6.10.21

plus on remue la ...e, plus elle pue


   Billet 321. Attendu qu'une bonne partie de l'année a été consacrée à la Préface de Ricardou, ce qui m'a conduit à l'hypothèse que ses 8 dernières phrases étaient essentielles, les phrases 321 à 328, il m'a paru intéressant d'y consacrer les 8 billets à venir, 321 à 328.
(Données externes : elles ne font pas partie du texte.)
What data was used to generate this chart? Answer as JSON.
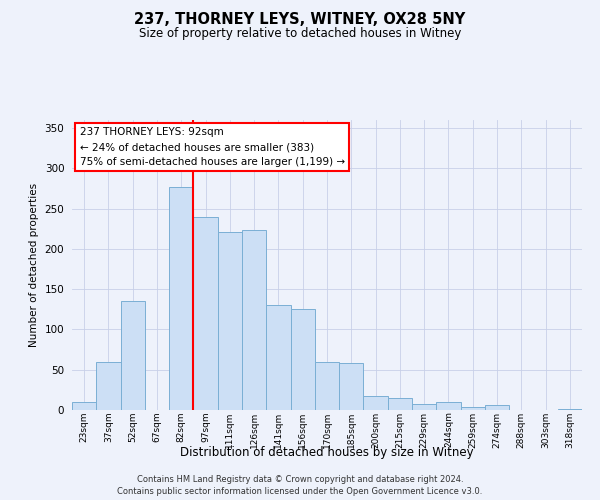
{
  "title": "237, THORNEY LEYS, WITNEY, OX28 5NY",
  "subtitle": "Size of property relative to detached houses in Witney",
  "xlabel": "Distribution of detached houses by size in Witney",
  "ylabel": "Number of detached properties",
  "categories": [
    "23sqm",
    "37sqm",
    "52sqm",
    "67sqm",
    "82sqm",
    "97sqm",
    "111sqm",
    "126sqm",
    "141sqm",
    "156sqm",
    "170sqm",
    "185sqm",
    "200sqm",
    "215sqm",
    "229sqm",
    "244sqm",
    "259sqm",
    "274sqm",
    "288sqm",
    "303sqm",
    "318sqm"
  ],
  "values": [
    10,
    59,
    135,
    0,
    277,
    240,
    221,
    223,
    130,
    125,
    59,
    58,
    18,
    15,
    8,
    10,
    4,
    6,
    0,
    0,
    1
  ],
  "bar_color": "#ccdff5",
  "bar_edge_color": "#7aafd4",
  "red_line_x": 4.5,
  "ylim": [
    0,
    360
  ],
  "yticks": [
    0,
    50,
    100,
    150,
    200,
    250,
    300,
    350
  ],
  "annotation_title": "237 THORNEY LEYS: 92sqm",
  "annotation_line1": "← 24% of detached houses are smaller (383)",
  "annotation_line2": "75% of semi-detached houses are larger (1,199) →",
  "footer_line1": "Contains HM Land Registry data © Crown copyright and database right 2024.",
  "footer_line2": "Contains public sector information licensed under the Open Government Licence v3.0.",
  "background_color": "#eef2fb",
  "plot_bg_color": "#eef2fb",
  "grid_color": "#c8d0e8"
}
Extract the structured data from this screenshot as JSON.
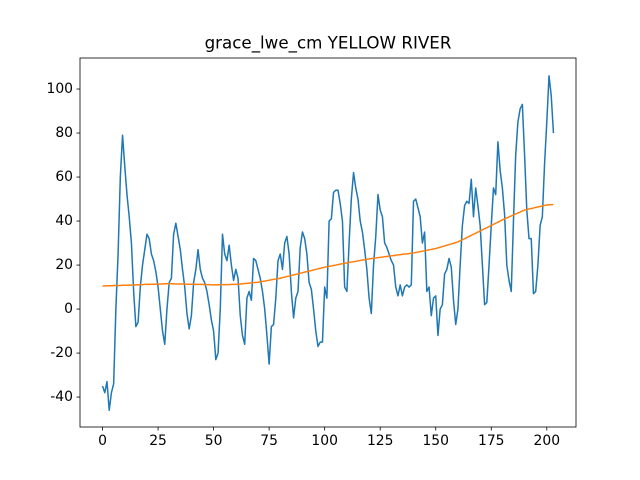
{
  "chart_data": {
    "type": "line",
    "title": "grace_lwe_cm YELLOW RIVER",
    "x": [
      0,
      1,
      2,
      3,
      4,
      5,
      6,
      7,
      8,
      9,
      10,
      11,
      12,
      13,
      14,
      15,
      16,
      17,
      18,
      19,
      20,
      21,
      22,
      23,
      24,
      25,
      26,
      27,
      28,
      29,
      30,
      31,
      32,
      33,
      34,
      35,
      36,
      37,
      38,
      39,
      40,
      41,
      42,
      43,
      44,
      45,
      46,
      47,
      48,
      49,
      50,
      51,
      52,
      53,
      54,
      55,
      56,
      57,
      58,
      59,
      60,
      61,
      62,
      63,
      64,
      65,
      66,
      67,
      68,
      69,
      70,
      71,
      72,
      73,
      74,
      75,
      76,
      77,
      78,
      79,
      80,
      81,
      82,
      83,
      84,
      85,
      86,
      87,
      88,
      89,
      90,
      91,
      92,
      93,
      94,
      95,
      96,
      97,
      98,
      99,
      100,
      101,
      102,
      103,
      104,
      105,
      106,
      107,
      108,
      109,
      110,
      111,
      112,
      113,
      114,
      115,
      116,
      117,
      118,
      119,
      120,
      121,
      122,
      123,
      124,
      125,
      126,
      127,
      128,
      129,
      130,
      131,
      132,
      133,
      134,
      135,
      136,
      137,
      138,
      139,
      140,
      141,
      142,
      143,
      144,
      145,
      146,
      147,
      148,
      149,
      150,
      151,
      152,
      153,
      154,
      155,
      156,
      157,
      158,
      159,
      160,
      161,
      162,
      163,
      164,
      165,
      166,
      167,
      168,
      169,
      170,
      171,
      172,
      173,
      174,
      175,
      176,
      177,
      178,
      179,
      180,
      181,
      182,
      183,
      184,
      185,
      186,
      187,
      188,
      189,
      190,
      191,
      192,
      193,
      194,
      195,
      196,
      197,
      198,
      199,
      200,
      201,
      202,
      203
    ],
    "series": [
      {
        "color": "#1f77b4",
        "values": [
          -35,
          -38,
          -33,
          -46,
          -38,
          -34,
          0,
          25,
          60,
          79,
          65,
          52,
          42,
          30,
          8,
          -8,
          -6,
          10,
          20,
          27,
          34,
          32,
          25,
          22,
          17,
          10,
          0,
          -10,
          -16,
          0,
          12,
          14,
          34,
          39,
          33,
          27,
          18,
          10,
          -2,
          -9,
          -3,
          12,
          18,
          27,
          18,
          14,
          12,
          8,
          2,
          -5,
          -10,
          -23,
          -20,
          0,
          34,
          25,
          22,
          29,
          20,
          13,
          18,
          14,
          -3,
          -12,
          -16,
          5,
          8,
          4,
          23,
          22,
          18,
          14,
          8,
          0,
          -12,
          -25,
          -8,
          -7,
          5,
          22,
          25,
          18,
          30,
          33,
          25,
          8,
          -4,
          5,
          8,
          28,
          35,
          32,
          25,
          12,
          9,
          0,
          -10,
          -17,
          -15,
          -15,
          10,
          5,
          40,
          41,
          53,
          54,
          54,
          48,
          40,
          10,
          8,
          30,
          50,
          62,
          55,
          50,
          40,
          35,
          27,
          18,
          5,
          -2,
          20,
          33,
          52,
          45,
          42,
          30,
          28,
          25,
          22,
          20,
          10,
          6,
          11,
          6,
          10,
          11,
          10,
          11,
          49,
          50,
          46,
          42,
          30,
          35,
          8,
          10,
          -3,
          5,
          6,
          -12,
          0,
          2,
          16,
          18,
          23,
          19,
          4,
          -7,
          0,
          20,
          38,
          47,
          49,
          48,
          59,
          42,
          55,
          47,
          38,
          20,
          2,
          3,
          20,
          38,
          55,
          52,
          76,
          63,
          55,
          43,
          20,
          13,
          8,
          40,
          70,
          85,
          91,
          93,
          70,
          45,
          32,
          32,
          7,
          8,
          20,
          38,
          42,
          66,
          85,
          106,
          97,
          80
        ]
      },
      {
        "color": "#ff7f0e",
        "values": [
          10.5,
          10.5,
          10.6,
          10.6,
          10.6,
          10.7,
          10.7,
          10.7,
          10.7,
          10.8,
          10.8,
          10.8,
          10.9,
          10.9,
          11.0,
          11.0,
          11.0,
          11.1,
          11.1,
          11.2,
          11.2,
          11.2,
          11.3,
          11.3,
          11.3,
          11.4,
          11.4,
          11.4,
          11.5,
          11.5,
          11.5,
          11.5,
          11.5,
          11.4,
          11.4,
          11.4,
          11.4,
          11.4,
          11.3,
          11.3,
          11.3,
          11.3,
          11.2,
          11.2,
          11.2,
          11.2,
          11.1,
          11.1,
          11.1,
          11.0,
          11.0,
          11.0,
          11.0,
          11.1,
          11.1,
          11.1,
          11.1,
          11.1,
          11.2,
          11.2,
          11.2,
          11.3,
          11.4,
          11.5,
          11.6,
          11.7,
          11.8,
          11.9,
          12.0,
          12.1,
          12.2,
          12.4,
          12.6,
          12.7,
          12.9,
          13.1,
          13.3,
          13.5,
          13.6,
          13.8,
          14.0,
          14.3,
          14.5,
          14.8,
          15.0,
          15.3,
          15.5,
          15.8,
          16.0,
          16.3,
          16.5,
          16.8,
          17.0,
          17.3,
          17.5,
          17.8,
          18.0,
          18.3,
          18.5,
          18.8,
          19.0,
          19.2,
          19.4,
          19.6,
          19.8,
          20.0,
          20.2,
          20.4,
          20.6,
          20.8,
          21.0,
          21.2,
          21.4,
          21.5,
          21.7,
          21.9,
          22.1,
          22.3,
          22.4,
          22.6,
          22.8,
          22.9,
          23.1,
          23.2,
          23.4,
          23.5,
          23.6,
          23.8,
          23.9,
          24.1,
          24.2,
          24.3,
          24.5,
          24.6,
          24.7,
          24.9,
          25.0,
          25.1,
          25.2,
          25.4,
          25.5,
          25.7,
          25.9,
          26.1,
          26.3,
          26.5,
          26.7,
          26.9,
          27.1,
          27.3,
          27.5,
          27.8,
          28.1,
          28.4,
          28.7,
          29.0,
          29.3,
          29.6,
          29.9,
          30.2,
          30.5,
          31.0,
          31.5,
          32.0,
          32.5,
          33.0,
          33.5,
          34.0,
          34.5,
          35.0,
          35.5,
          36.0,
          36.5,
          37.0,
          37.5,
          38.0,
          38.5,
          39.0,
          39.5,
          40.0,
          40.5,
          41.0,
          41.4,
          41.9,
          42.3,
          42.8,
          43.2,
          43.7,
          44.1,
          44.6,
          45.0,
          45.2,
          45.5,
          45.7,
          45.9,
          46.2,
          46.4,
          46.6,
          46.8,
          47.1,
          47.3,
          47.4,
          47.4,
          47.5
        ]
      }
    ],
    "xlim": [
      -10.15,
      213.15
    ],
    "xticks": [
      0,
      25,
      50,
      75,
      100,
      125,
      150,
      175,
      200
    ],
    "ylim": [
      -53.6,
      114.1
    ],
    "yticks": [
      -40,
      -20,
      0,
      20,
      40,
      60,
      80,
      100
    ]
  }
}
  Revoici donc les 256 mots de la phrase 321:
      Pis encore: puisque, selon mon hypothèse sans doute invraisemblable, vous êtes toujours avec moi, ô le proche visage et votre haleine presque, deux, un seul empan peut-être, suivant la plausible acuité de vos oculaires sphères (mais ne reculez point, voyons, si peu soit-il, qu'alliez-vous rêvasser ?), puisque vous me tenez en quelque espèce, de surcroît, par au moins une main (ne me lâchez pas, dites, il est trop tard), et puisque, du reste, directement ou non, ayant perçu ma silhouette en sa vitrine, vous avez déboursé, pour m'avoir (car vous n'avez pas réussi à me voler, n'est-ce pas ?), certaine mince obole auprès du proxénète, et puisque, dès lors, vous êtes en droit d'exiger que je vous entretienne à cœur ouvert, sachez qu’à force de l’apercevoir (l’image vespérale, je dois le dévoiler, est quasiment obsessionnelle) en train de pourrir pourpre, là-bas, Dieu sait où, loin de mon moi tranquille (qui vous parle de me violer au bord de l'eau ?) avec sa roue, en les obscurs tréfonds de son oblongue boîte en hêtre, je ne sais plus (en l'absence, toujours, d'un quelconque deus ex machina) comment en finir, disons, avec l'actuelle préface, tant votre attention trop soutenue, aiguisée, sans cesse mieux experte, vos curieuses paranoïaques manières d'en détail me scruter entre chevelure et chevilles, et vos exigences minutieuses, si souvent à l'endroit de plusieurs parmi mes syllabes, ô la langueur malgré mes chants, ont persécuté de ténébreux abysses en toit sans répit.
  L'écho début-fin est la syllabe "pi", et un écho immédiat de la phrase est le même mot "ô" aux rangs 15 à partir du début et de la fin.
  Ma première analyse m'avait fait constater qu'entre deux "ô" il y avait 226 mots, la longueur en cm de l'instrument Modulor, ce qui me semblait un écho aux 226 mots de la phrase finale, la phrase 328 en 226 mots, mais le fonds Ricardou de l'IMEC m'a fait constater que les nombres de mots de ces deux phrases avaient varié lors de l'écriture, et donc que la piste du Modulor devait être écartée.
  Ceci dit, je n'ai toujours aucune idée de la portée symétricologique de la dernière phrase, mais ceci viendra peut-être en son temps.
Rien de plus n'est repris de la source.